Warum waren Überzeugung und Engagement der „Ökos“ damals verbreitet?
Weil die Aburteilung härter war, musste die Begeisterung intensiver sein. Ein kritischer Teil der Gesellschaft behauptete damals: Ökolandbau funktioniert nicht. Entweder gehe man damit pleite oder man betrüge. Mit diesen Vorwürfen wurden auch die Eltern der „Ökos“ in den Dörfern konfrontiert. Da entweder Scheitern oder Betrug unterstellt wurden, waren wir massiven Angriffen ausgesetzt. Um diesen entgegenzutreten, musste man Bio aus Überzeugung machen. Darüber hinaus gab es keine Beratung, was bedeutete, dass die Unsicherheit sehr groß war und wir alles selbst ausprobieren mussten. Wie entsteht Humus? Welche Zwischenfrüchte bringen wie viel Stickstoff? Über Jahre galt es, ein stabiles System zu erarbeiten und dabei Misserfolge in Kauf zu nehmen. Auch das machte man nur, wenn man überzeugt war. Mich interessierte damals auch Klimapolitik, regenerative Energieerzeugung und ökologisches Bauen. Öko war ein Lebensthema. Aber die ältere Generation geht allmählich in Rente, und für die Jüngeren ist Ökolandwirtschaft eine Selbstverständlichkeit.

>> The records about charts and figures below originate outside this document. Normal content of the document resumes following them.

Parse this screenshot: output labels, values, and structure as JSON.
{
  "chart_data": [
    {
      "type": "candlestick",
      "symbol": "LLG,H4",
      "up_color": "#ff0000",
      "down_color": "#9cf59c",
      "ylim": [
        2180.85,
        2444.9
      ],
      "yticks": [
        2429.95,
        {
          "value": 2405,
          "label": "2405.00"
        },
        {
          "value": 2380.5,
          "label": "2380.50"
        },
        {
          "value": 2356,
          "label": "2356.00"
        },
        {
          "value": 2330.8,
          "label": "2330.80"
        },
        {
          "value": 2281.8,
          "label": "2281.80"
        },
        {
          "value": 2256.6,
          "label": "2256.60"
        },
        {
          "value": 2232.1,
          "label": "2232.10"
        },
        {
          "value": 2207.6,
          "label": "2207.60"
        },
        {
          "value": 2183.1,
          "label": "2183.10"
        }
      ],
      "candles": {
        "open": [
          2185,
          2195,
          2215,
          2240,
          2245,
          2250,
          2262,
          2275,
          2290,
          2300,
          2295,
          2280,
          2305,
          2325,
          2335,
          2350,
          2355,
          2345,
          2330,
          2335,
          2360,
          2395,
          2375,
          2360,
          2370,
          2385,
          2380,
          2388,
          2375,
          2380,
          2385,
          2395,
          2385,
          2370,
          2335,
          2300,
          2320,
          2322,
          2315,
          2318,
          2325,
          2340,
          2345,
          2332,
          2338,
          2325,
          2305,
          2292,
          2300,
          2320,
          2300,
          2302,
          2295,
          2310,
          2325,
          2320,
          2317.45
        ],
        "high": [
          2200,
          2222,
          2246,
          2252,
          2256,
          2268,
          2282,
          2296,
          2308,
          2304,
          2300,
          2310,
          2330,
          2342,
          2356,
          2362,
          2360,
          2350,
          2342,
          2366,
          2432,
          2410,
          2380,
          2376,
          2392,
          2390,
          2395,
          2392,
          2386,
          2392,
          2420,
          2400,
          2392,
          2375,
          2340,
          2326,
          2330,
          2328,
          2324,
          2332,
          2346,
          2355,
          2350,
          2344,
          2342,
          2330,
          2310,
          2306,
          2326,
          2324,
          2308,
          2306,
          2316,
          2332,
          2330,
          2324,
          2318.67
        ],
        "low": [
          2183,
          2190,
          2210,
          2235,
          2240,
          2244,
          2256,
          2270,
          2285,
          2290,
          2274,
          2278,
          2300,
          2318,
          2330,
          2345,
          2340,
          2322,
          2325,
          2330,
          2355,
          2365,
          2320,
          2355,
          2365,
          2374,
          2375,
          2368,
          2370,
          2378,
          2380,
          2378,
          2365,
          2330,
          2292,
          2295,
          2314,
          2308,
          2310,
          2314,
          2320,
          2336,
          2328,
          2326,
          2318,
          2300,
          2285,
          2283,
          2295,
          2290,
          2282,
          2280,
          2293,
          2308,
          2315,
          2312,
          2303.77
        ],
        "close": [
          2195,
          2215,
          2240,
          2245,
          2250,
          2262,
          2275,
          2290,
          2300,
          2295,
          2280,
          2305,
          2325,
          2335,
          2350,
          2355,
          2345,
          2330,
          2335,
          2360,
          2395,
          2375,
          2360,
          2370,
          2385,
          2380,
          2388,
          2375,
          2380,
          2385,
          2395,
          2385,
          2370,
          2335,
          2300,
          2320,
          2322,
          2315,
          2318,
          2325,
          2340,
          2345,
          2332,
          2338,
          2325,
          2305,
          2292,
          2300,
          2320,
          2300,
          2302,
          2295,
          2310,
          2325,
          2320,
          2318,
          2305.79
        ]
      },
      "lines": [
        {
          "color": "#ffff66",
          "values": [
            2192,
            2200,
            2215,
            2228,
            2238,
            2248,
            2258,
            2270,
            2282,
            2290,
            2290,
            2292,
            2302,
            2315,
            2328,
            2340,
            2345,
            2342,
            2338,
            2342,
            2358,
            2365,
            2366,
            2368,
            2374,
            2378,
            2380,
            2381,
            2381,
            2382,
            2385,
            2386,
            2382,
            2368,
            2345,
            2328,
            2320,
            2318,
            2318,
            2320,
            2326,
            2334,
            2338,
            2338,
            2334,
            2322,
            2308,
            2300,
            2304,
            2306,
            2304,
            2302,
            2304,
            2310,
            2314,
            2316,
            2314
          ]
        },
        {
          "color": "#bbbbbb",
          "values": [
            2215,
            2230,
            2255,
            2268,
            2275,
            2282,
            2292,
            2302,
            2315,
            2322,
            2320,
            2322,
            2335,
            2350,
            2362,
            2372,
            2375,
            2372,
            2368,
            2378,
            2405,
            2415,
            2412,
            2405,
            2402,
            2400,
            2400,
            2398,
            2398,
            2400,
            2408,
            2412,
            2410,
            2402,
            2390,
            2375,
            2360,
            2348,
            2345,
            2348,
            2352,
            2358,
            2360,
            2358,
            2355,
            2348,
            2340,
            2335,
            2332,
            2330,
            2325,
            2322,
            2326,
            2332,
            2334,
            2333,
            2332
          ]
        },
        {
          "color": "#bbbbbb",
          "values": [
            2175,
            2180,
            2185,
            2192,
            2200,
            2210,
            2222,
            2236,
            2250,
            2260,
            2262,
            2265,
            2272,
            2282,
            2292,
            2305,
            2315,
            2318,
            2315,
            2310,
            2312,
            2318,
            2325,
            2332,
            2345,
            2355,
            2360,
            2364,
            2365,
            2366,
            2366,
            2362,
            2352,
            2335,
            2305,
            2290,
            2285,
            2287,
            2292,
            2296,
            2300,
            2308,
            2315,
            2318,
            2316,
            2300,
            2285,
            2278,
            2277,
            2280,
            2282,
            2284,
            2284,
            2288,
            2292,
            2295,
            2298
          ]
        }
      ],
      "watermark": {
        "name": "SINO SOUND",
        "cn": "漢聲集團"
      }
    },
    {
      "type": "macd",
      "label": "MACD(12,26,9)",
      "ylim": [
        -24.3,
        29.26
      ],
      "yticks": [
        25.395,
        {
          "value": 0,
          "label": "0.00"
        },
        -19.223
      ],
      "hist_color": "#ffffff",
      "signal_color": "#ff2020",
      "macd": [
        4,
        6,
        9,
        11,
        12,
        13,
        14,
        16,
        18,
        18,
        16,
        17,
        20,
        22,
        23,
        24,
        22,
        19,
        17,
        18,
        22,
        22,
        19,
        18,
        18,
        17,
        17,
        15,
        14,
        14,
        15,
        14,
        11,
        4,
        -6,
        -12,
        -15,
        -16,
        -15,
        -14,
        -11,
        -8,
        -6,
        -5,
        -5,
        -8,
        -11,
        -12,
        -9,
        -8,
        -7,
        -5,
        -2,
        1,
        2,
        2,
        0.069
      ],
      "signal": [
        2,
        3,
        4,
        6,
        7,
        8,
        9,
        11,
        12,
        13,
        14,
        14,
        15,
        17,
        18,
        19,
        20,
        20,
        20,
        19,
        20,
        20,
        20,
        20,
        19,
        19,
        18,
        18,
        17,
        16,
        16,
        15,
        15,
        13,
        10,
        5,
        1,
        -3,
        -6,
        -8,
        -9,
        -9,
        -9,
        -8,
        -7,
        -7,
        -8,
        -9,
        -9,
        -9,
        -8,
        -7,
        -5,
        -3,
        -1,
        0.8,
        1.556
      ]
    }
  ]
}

Ein kritischer Teil der Gesellschaft behauptete damals: Ökolandbau funktioniert nicht.

Ist Haltung damit verloren gegangen?
Manche rechnen heute einfach – und entscheiden sich für das wirtschaftlich Sinnvollste. Auch wir waren an diesem Punkt nicht nur Idealisten, die Finanzen mussten schon stimmen. Aber sie hatten keinen Selbstzweck. Früher gab es oftmals auch gar keine Preisverhandlungen. Wir mussten unser Getreide nicht anpreisen, sondern verteilen. Und es wurde nicht gefragt: „Wie viel kostet es?“, sondern „Wie viel brauchst du?“. Es war eine wunderbare Zeit. Aber wie es so schön heißt: Jedem Anfang wohnt ein Zauber inne…

Und von diesem Zauber ist nichts mehr übrig?
Öko ist in der Mitte der Gesellschaft angekommen und in jedem Supermarkt zu haben. Und es gibt alles in Bio – Gesundes und Ungesundes. Die EU-Bio-Richtlinien regeln die Erzeugung ganz genau. Die Käuferschaft hat sich vervielfacht, und es kam zu einer starken Kommerzialisierung. Die emotionale Anteilnahme ist deshalb weg. Heute hat die Gesellschaft andere Schwerpunkte: Corona, der Ukraine-Krieg, die Aufrüstungsthematik, Inflation und Energiepreise. Bio ist zwar thematisch nicht verschwunden,
aber aus dem Fokus gerückt.

Kann es dann mit Bio überhaupt noch vorangehen?
Öko bleibt Bestandteil von Land- und Lebensmittelwirtschaft. Und ich denke, dass Bio auch langfristig wachsen wird. Aber die Entwicklung wird von größeren Einheiten getragen werden.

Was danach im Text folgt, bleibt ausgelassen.